I'm a little above average height-wise, and definetely heavy. I now weigh around 200lbs at 12% bf and 6'1. I've been as high as 235lbs before BJJ. When I started this thing of ours I was 220. I had never done sports save for kiddies karate and the occasional summer activities like kayaking or trekking. If you had asked me at 18 to show my guns to some nuns, I'd have nothing to show; my biceps wouldn't bulge. I was, and am, uncoordinated, slow, clumsy and insecure when it comes to the awareness of the body and how to move it. Being this heavy, and not wanting to hurt my training partners during practice, I'm sure I have done a lot of bad reps thinking that, if I did them properly, I'd be hitting them too hard with this body of mine. The first step of sucking.

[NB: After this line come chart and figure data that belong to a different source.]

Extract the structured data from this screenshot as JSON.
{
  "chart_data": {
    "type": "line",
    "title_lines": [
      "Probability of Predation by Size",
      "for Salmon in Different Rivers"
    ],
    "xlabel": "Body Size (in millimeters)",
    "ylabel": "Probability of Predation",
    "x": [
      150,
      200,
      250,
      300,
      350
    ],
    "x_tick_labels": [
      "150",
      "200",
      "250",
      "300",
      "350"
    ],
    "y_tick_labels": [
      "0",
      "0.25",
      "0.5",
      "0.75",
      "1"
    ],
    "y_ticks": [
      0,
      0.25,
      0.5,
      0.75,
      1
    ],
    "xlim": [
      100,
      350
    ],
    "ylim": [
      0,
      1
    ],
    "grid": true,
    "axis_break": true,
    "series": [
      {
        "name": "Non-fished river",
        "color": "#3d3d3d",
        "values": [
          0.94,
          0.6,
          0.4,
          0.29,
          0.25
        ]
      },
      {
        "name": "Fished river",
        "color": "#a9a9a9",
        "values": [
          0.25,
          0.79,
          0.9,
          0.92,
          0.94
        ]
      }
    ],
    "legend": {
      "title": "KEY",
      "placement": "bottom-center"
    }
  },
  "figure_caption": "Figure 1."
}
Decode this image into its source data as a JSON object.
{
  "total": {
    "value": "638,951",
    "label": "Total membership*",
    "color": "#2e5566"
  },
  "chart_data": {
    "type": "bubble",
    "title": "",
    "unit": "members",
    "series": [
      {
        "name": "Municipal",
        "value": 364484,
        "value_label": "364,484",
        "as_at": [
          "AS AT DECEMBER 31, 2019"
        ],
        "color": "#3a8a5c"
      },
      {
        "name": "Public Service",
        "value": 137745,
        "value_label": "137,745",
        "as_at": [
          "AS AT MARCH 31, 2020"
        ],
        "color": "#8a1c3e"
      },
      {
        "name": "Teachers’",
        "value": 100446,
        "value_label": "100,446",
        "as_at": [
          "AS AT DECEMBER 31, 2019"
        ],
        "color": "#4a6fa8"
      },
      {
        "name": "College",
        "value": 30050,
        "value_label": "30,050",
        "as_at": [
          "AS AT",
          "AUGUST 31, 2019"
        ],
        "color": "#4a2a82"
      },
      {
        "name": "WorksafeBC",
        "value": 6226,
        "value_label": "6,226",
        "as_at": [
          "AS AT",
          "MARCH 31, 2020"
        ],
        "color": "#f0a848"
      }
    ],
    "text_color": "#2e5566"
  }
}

I sucked for a long time, and I didn't compete for a long time. I was still thinking I sucked big time when I was awarded the blue. It happened again with my first stripe. The game started clicking by the fourth stripe at white, which meant I developed more as a defensive player since I was mostly reacting or resisting instead of acting; I had partners that made sense of the whole shebang from day one, and they developed an attacking style. As a white I'd tap some other white maybe once every several months. As a beginner blue, I'd tap some white every week. My fellow blues, maybe once a month if I was lucky. Life happened and I had to move to another city where there wasn't any affiliate of my first team, so I had to change teams to keep practicing.
I have competed a lot more since I had to change teams, and rolling with new people has made me improve much faster, and made me realize I don't suck as much as I thought. I sucked for a long time and I thought I was banging my head against the wall, but it unknownlingly paid off later on the journey. Dilligence, patience and open-mindedness are key while you're training. Swimming new waters, be it by competing or trying new things and letting others try new things on you regardless of being tapped out, make for some essential complimentary work.
Just don't give up, sherbros. It'll all make sense eventually, and eventhough I'm far from being anything resembling a succesful low level athlete, I'm enjoying the shit out of this thing of ours.